Three years ago, I met my twin flame soul mate (For those of you who know what this means). He is also sensitive and sees things at times. He was in a possessed house as a child and can see shadows and ghosts easily. (When I feel them). When we met, our abilities exploded and we speak without talking and feel each others needs and wants. We’ve never argued because there is a weird seamless understanding between us.
Our lives were going pretty normal until he visited with his father in January. His dad is a Messianic Jew and is very against me because I was raised Catholic. In a fit of rage, he asked the Lord to smite my fiancé after spewing vileness in my name calling me crazy, a whore, evil, etc. I don’t know if he meant to do anything, but since then things in our lives have changed.

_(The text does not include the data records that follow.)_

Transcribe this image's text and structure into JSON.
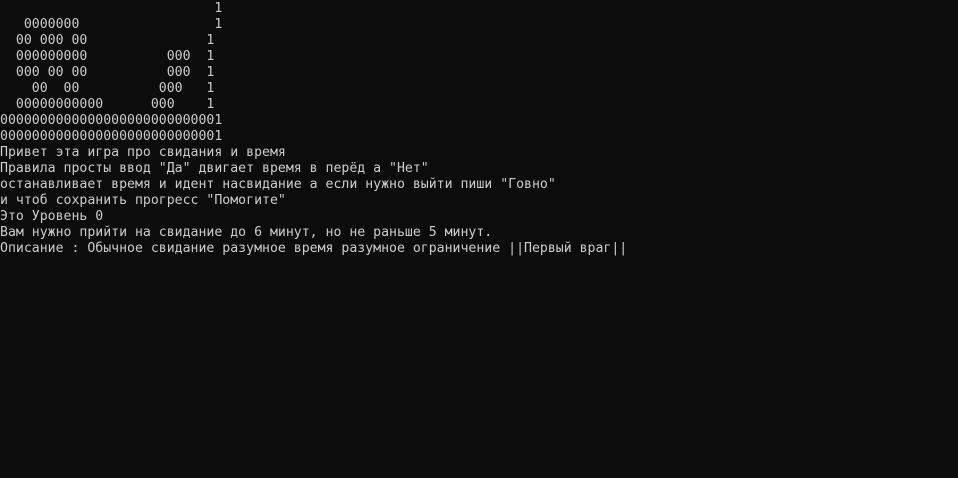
{
  "console": {
    "lines": [
      "                           1",
      "   0000000                 1",
      "  00 000 00               1",
      "  000000000          000  1",
      "  000 00 00          000  1",
      "    00  00          000   1",
      "  00000000000      000    1",
      "0000000000000000000000000001",
      "0000000000000000000000000001",
      "Привет эта игра про свидания и время",
      "Правила просты ввод \"Да\" двигает время в перёд а \"Нет\"",
      "останавливает время и идент насвидание а если нужно выйти пиши \"Говно\"",
      "и чтоб сохранить прогресс \"Помогите\"",
      "Это Уровень 0",
      "Вам нужно прийти на свидание до 6 минут, но не раньше 5 минут.",
      "Описание : Обычное свидание разумное время разумное ограничение ||Первый враг||"
    ]
  }
}
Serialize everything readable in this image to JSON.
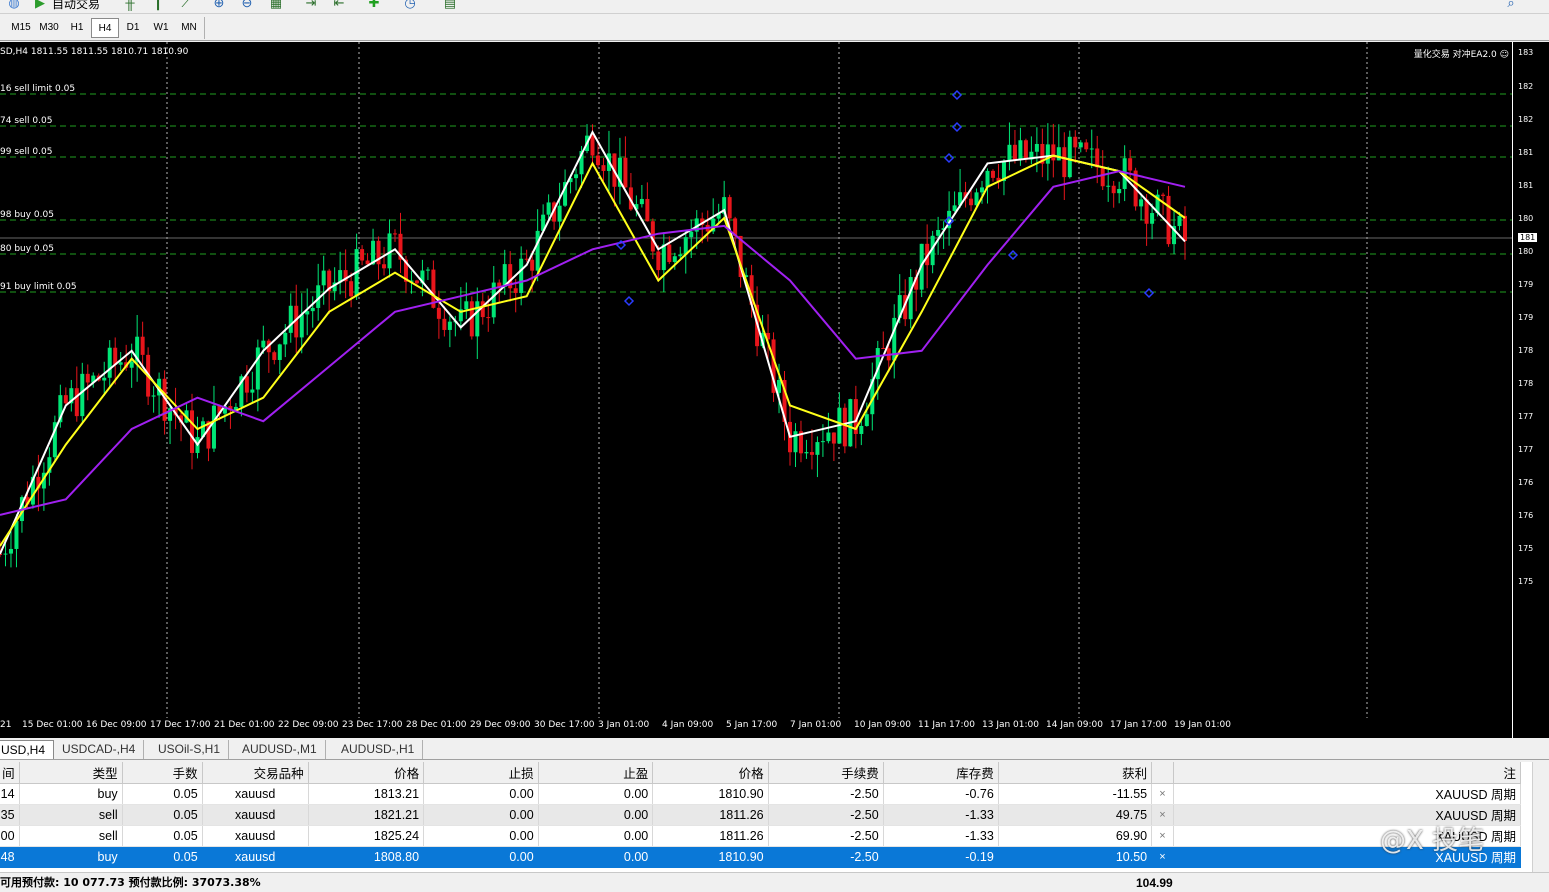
{
  "toolbar": {
    "autotrade_label": "自动交易",
    "icons": [
      "globe-icon",
      "autotrade-icon",
      "bar-chart-icon",
      "candles-icon",
      "line-chart-icon",
      "zoom-in-icon",
      "zoom-out-icon",
      "tile-icon",
      "scroll-icon",
      "shift-icon",
      "indicators-icon",
      "periods-icon",
      "templates-icon",
      "search-icon"
    ]
  },
  "timeframes": [
    {
      "label": "M15",
      "active": false
    },
    {
      "label": "M30",
      "active": false
    },
    {
      "label": "H1",
      "active": false
    },
    {
      "label": "H4",
      "active": true
    },
    {
      "label": "D1",
      "active": false
    },
    {
      "label": "W1",
      "active": false
    },
    {
      "label": "MN",
      "active": false
    }
  ],
  "chart": {
    "ohlc_header": "SD,H4  1811.55 1811.55 1810.71 1810.90",
    "ea_label": "量化交易 对冲EA2.0 ☺",
    "current_price_label": "181",
    "orders": [
      {
        "label": "16 sell limit 0.05"
      },
      {
        "label": "74 sell 0.05"
      },
      {
        "label": "99 sell 0.05"
      },
      {
        "label": "98 buy 0.05"
      },
      {
        "label": "80 buy 0.05"
      },
      {
        "label": "91 buy limit 0.05"
      }
    ],
    "time_labels": [
      "21",
      "15 Dec 01:00",
      "16 Dec 09:00",
      "17 Dec 17:00",
      "21 Dec 01:00",
      "22 Dec 09:00",
      "23 Dec 17:00",
      "28 Dec 01:00",
      "29 Dec 09:00",
      "30 Dec 17:00",
      "3 Jan 01:00",
      "4 Jan 09:00",
      "5 Jan 17:00",
      "7 Jan 01:00",
      "10 Jan 09:00",
      "11 Jan 17:00",
      "13 Jan 01:00",
      "14 Jan 09:00",
      "17 Jan 17:00",
      "19 Jan 01:00"
    ],
    "price_labels": [
      "183",
      "182",
      "182",
      "181",
      "181",
      "180",
      "180",
      "179",
      "179",
      "178",
      "178",
      "177",
      "177",
      "176",
      "176",
      "175",
      "175"
    ],
    "colors": {
      "background": "#000000",
      "bull": "#00e676",
      "bear": "#e8151b",
      "ma_fast": "#ffffff",
      "ma_mid": "#ffff1a",
      "ma_slow": "#a020f0",
      "order_line": "#1f9e1f",
      "marker": "#2a3cff"
    }
  },
  "chart_data": {
    "type": "line",
    "title": "SD,H4",
    "ohlc_last": {
      "open": 1811.55,
      "high": 1811.55,
      "low": 1810.71,
      "close": 1810.9
    },
    "x": [
      "15 Dec 01:00",
      "16 Dec 09:00",
      "17 Dec 17:00",
      "21 Dec 01:00",
      "22 Dec 09:00",
      "23 Dec 17:00",
      "28 Dec 01:00",
      "29 Dec 09:00",
      "30 Dec 17:00",
      "3 Jan 01:00",
      "4 Jan 09:00",
      "5 Jan 17:00",
      "7 Jan 01:00",
      "10 Jan 09:00",
      "11 Jan 17:00",
      "13 Jan 01:00",
      "14 Jan 09:00",
      "17 Jan 17:00",
      "19 Jan 01:00"
    ],
    "series": [
      {
        "values": [
          1771,
          1790,
          1797,
          1785,
          1797,
          1805,
          1810,
          1800,
          1808,
          1825,
          1810,
          1815,
          1786,
          1788,
          1808,
          1821,
          1822,
          1820,
          1811
        ]
      },
      {
        "values": [
          1772,
          1785,
          1796,
          1787,
          1791,
          1802,
          1807,
          1802,
          1804,
          1821,
          1806,
          1814,
          1790,
          1787,
          1802,
          1818,
          1822,
          1820,
          1814
        ]
      },
      {
        "values": [
          1776,
          1778,
          1787,
          1791,
          1788,
          1795,
          1802,
          1804,
          1806,
          1810,
          1812,
          1813,
          1806,
          1796,
          1797,
          1808,
          1818,
          1820,
          1818
        ]
      }
    ],
    "ylim": [
      1750,
      1835
    ]
  },
  "chart_tabs": [
    {
      "label": "USD,H4",
      "active": true
    },
    {
      "label": "USDCAD-,H4",
      "active": false
    },
    {
      "label": "USOil-S,H1",
      "active": false
    },
    {
      "label": "AUDUSD-,M1",
      "active": false
    },
    {
      "label": "AUDUSD-,H1",
      "active": false
    }
  ],
  "table": {
    "headers": [
      "间",
      "类型",
      "手数",
      "交易品种",
      "价格",
      "止损",
      "止盈",
      "价格",
      "手续费",
      "库存费",
      "获利",
      "",
      "注"
    ],
    "rows": [
      {
        "time": ":14",
        "type": "buy",
        "lots": "0.05",
        "symbol": "xauusd",
        "price": "1813.21",
        "sl": "0.00",
        "tp": "0.00",
        "current": "1810.90",
        "commission": "-2.50",
        "swap": "-0.76",
        "profit": "-11.55",
        "close": "×",
        "comment": "XAUUSD 周期"
      },
      {
        "time": ":35",
        "type": "sell",
        "lots": "0.05",
        "symbol": "xauusd",
        "price": "1821.21",
        "sl": "0.00",
        "tp": "0.00",
        "current": "1811.26",
        "commission": "-2.50",
        "swap": "-1.33",
        "profit": "49.75",
        "close": "×",
        "comment": "XAUUSD 周期"
      },
      {
        "time": ":00",
        "type": "sell",
        "lots": "0.05",
        "symbol": "xauusd",
        "price": "1825.24",
        "sl": "0.00",
        "tp": "0.00",
        "current": "1811.26",
        "commission": "-2.50",
        "swap": "-1.33",
        "profit": "69.90",
        "close": "×",
        "comment": "XAUUSD 周期"
      },
      {
        "time": ":48",
        "type": "buy",
        "lots": "0.05",
        "symbol": "xauusd",
        "price": "1808.80",
        "sl": "0.00",
        "tp": "0.00",
        "current": "1810.90",
        "commission": "-2.50",
        "swap": "-0.19",
        "profit": "10.50",
        "close": "×",
        "comment": "XAUUSD 周期"
      }
    ],
    "summary": "可用预付款: 10 077.73  预付款比例: 37073.38%",
    "total_profit": "104.99"
  },
  "watermark": "@X 投笔"
}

Our relationship continues to be amazing and such a blessing, but everything around us has had problems. We’ve had financial problems, he lost his job, our apartment has a million little issues, I’ve had car problems, etc. The worst was the past month when I suffered a miscarriage.
I had a feeling it was gonna happen from the positive pregnancy test, but tried to ignore it. The day I found out I was miscarrying, he found a shell in his pocket (Long story, but this shell appears every time me and him have been hopeless). Well long story short, I’ve been feeling this heaviness, like a curse on me and last night I had a bad feeling.
I talked to my fiancé about it, and as we talked in bed he suddenly said that he was beginning to see shadows and he thought something was being disturbed. I saw a little flickering and I was terrified. He turned on the lights and brought out the scriptures and prayed for our home to be blessed and the “creature” to be dispelled. I stared into his eyes the whole time while he prayed and suddenly a thought popped into my head. I don’t mean to be graphic, but the trashcan still had in it some bloody feminine products from the miscarriage. I just said, we need to get rid of the trash. My fiancé then finished praying and told me to get dressed and that he didn’t want to scare me, but we needed to take the trash out now.
Again, I was scared out of my mind. It was 2:30 am. When we went outside, he told me that before I said anything, he saw a demon by the trashcan. My fiancé added that it was small but we were both in amazement that we picked up on it. He forgot there was that “stuff” in the trashcan. We thanked God and went back into our apartment. Everything felt “lighter”.
I feel calmer and more at peace, but again I’m still scared about everything and what the future holds. Thank you all for listening and blessings to everyone.